Too often, insurance companies mail out communications that treat people like first-time customers. “Your insurance company knows what diseases you have,” Sirockman adds. “Why can’t they send you a weekly newsletter about diabetes, for example, or depression? They could put together great packages for the entire family and show ways they are advocating for your health.”

Granted, there are challenges to any such approach, especially given the massive education effort that people require to become smarter shoppers on healthcare exchanges. Diab compares it to walking into a supermarket: “I can show you 10 shelves of different types of ketchup, but if you’ve never had ketchup before, you can’t decipher it. We hear from HR managers that employees still get very confused.”

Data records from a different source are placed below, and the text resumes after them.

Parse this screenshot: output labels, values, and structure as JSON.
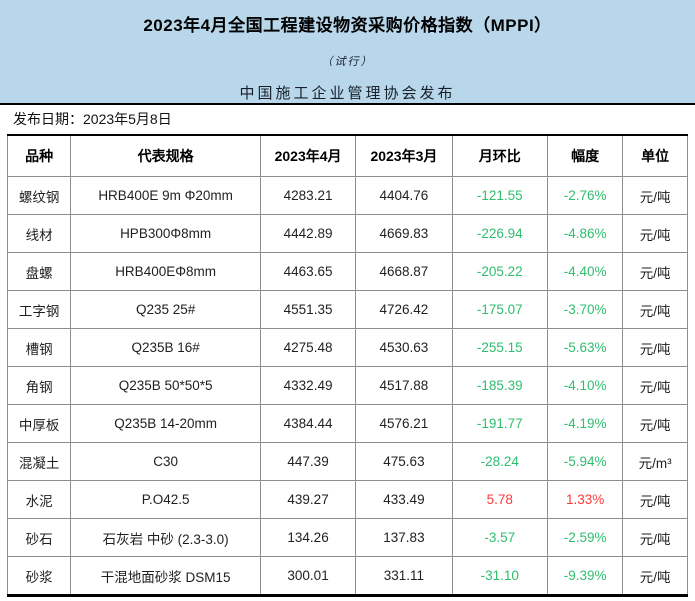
{
  "colors": {
    "banner_background": "#b9d7eb",
    "negative_change": "#2fbe6e",
    "positive_change": "#fb3a3a"
  },
  "header": {
    "title": "2023年4月全国工程建设物资采购价格指数（MPPI）",
    "subtitle": "（试行）",
    "publisher": "中国施工企业管理协会发布",
    "release_label": "发布日期：2023年5月8日"
  },
  "table": {
    "columns": [
      "品种",
      "代表规格",
      "2023年4月",
      "2023年3月",
      "月环比",
      "幅度",
      "单位"
    ],
    "rows": [
      {
        "name": "螺纹钢",
        "spec": "HRB400E 9m Φ20mm",
        "apr": "4283.21",
        "mar": "4404.76",
        "mom": "-121.55",
        "pct": "-2.76%",
        "unit": "元/吨"
      },
      {
        "name": "线材",
        "spec": "HPB300Φ8mm",
        "apr": "4442.89",
        "mar": "4669.83",
        "mom": "-226.94",
        "pct": "-4.86%",
        "unit": "元/吨"
      },
      {
        "name": "盘螺",
        "spec": "HRB400EΦ8mm",
        "apr": "4463.65",
        "mar": "4668.87",
        "mom": "-205.22",
        "pct": "-4.40%",
        "unit": "元/吨"
      },
      {
        "name": "工字钢",
        "spec": "Q235 25#",
        "apr": "4551.35",
        "mar": "4726.42",
        "mom": "-175.07",
        "pct": "-3.70%",
        "unit": "元/吨"
      },
      {
        "name": "槽钢",
        "spec": "Q235B 16#",
        "apr": "4275.48",
        "mar": "4530.63",
        "mom": "-255.15",
        "pct": "-5.63%",
        "unit": "元/吨"
      },
      {
        "name": "角钢",
        "spec": "Q235B 50*50*5",
        "apr": "4332.49",
        "mar": "4517.88",
        "mom": "-185.39",
        "pct": "-4.10%",
        "unit": "元/吨"
      },
      {
        "name": "中厚板",
        "spec": "Q235B 14-20mm",
        "apr": "4384.44",
        "mar": "4576.21",
        "mom": "-191.77",
        "pct": "-4.19%",
        "unit": "元/吨"
      },
      {
        "name": "混凝土",
        "spec": "C30",
        "apr": "447.39",
        "mar": "475.63",
        "mom": "-28.24",
        "pct": "-5.94%",
        "unit": "元/m³"
      },
      {
        "name": "水泥",
        "spec": "P.O42.5",
        "apr": "439.27",
        "mar": "433.49",
        "mom": "5.78",
        "pct": "1.33%",
        "unit": "元/吨"
      },
      {
        "name": "砂石",
        "spec": "石灰岩 中砂 (2.3-3.0)",
        "apr": "134.26",
        "mar": "137.83",
        "mom": "-3.57",
        "pct": "-2.59%",
        "unit": "元/吨"
      },
      {
        "name": "砂浆",
        "spec": "干混地面砂浆 DSM15",
        "apr": "300.01",
        "mar": "331.11",
        "mom": "-31.10",
        "pct": "-9.39%",
        "unit": "元/吨"
      }
    ]
  }
}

Still, Diab believes the tide can turn, albeit at a far-slower pace than modern-day empowered consumers have come to expect. “It’s not rocket science. You put the customer experience first and you’ll get loyalty above and beyond what you expect.” To do so, Kasim says, more insurers may choose to hire a chief engagement officer, a C-level exec who typically has a strong marketing and UX background. “These people are finally making sense of the process.”

A siren call for outsiders

While Poblete describes health insurance as “a mature industry, large, complex and slow to change,” there are signs that even the most entrenched organizations are becoming more open-minded about how to solve problems. Case in point? The US Department of Veterans Affairs, mired in a host of complex (and embarrassing) problems, tapped Bob McDonald—a former CEO of Procter & Gamble, as opposed to someone from within healthcare—as its new leader.

Diab, for one, would likely hail that appointment. “Only outsiders will be able to transform the insurance/consumer relationship, like Apple did with phones and Tesla did with cars,” he says. “When you’ve been an incumbent for a long time, you adopt that mind-set. There is a point when people are too realistic. It requires an outsider with a certain amount of naiveté to say, ‘We gotta change this. Someone needs to shake things up.’ ”

“In order for innovation to come about, you need a mixture of ideas, but also people who understand consumers,” Poblete states. “We speak a lot about tech and, of course, we are a tech company that uses data to drive innovation. But what matters is the combination of high tech and high touch. That’s what makes healthcare unique.”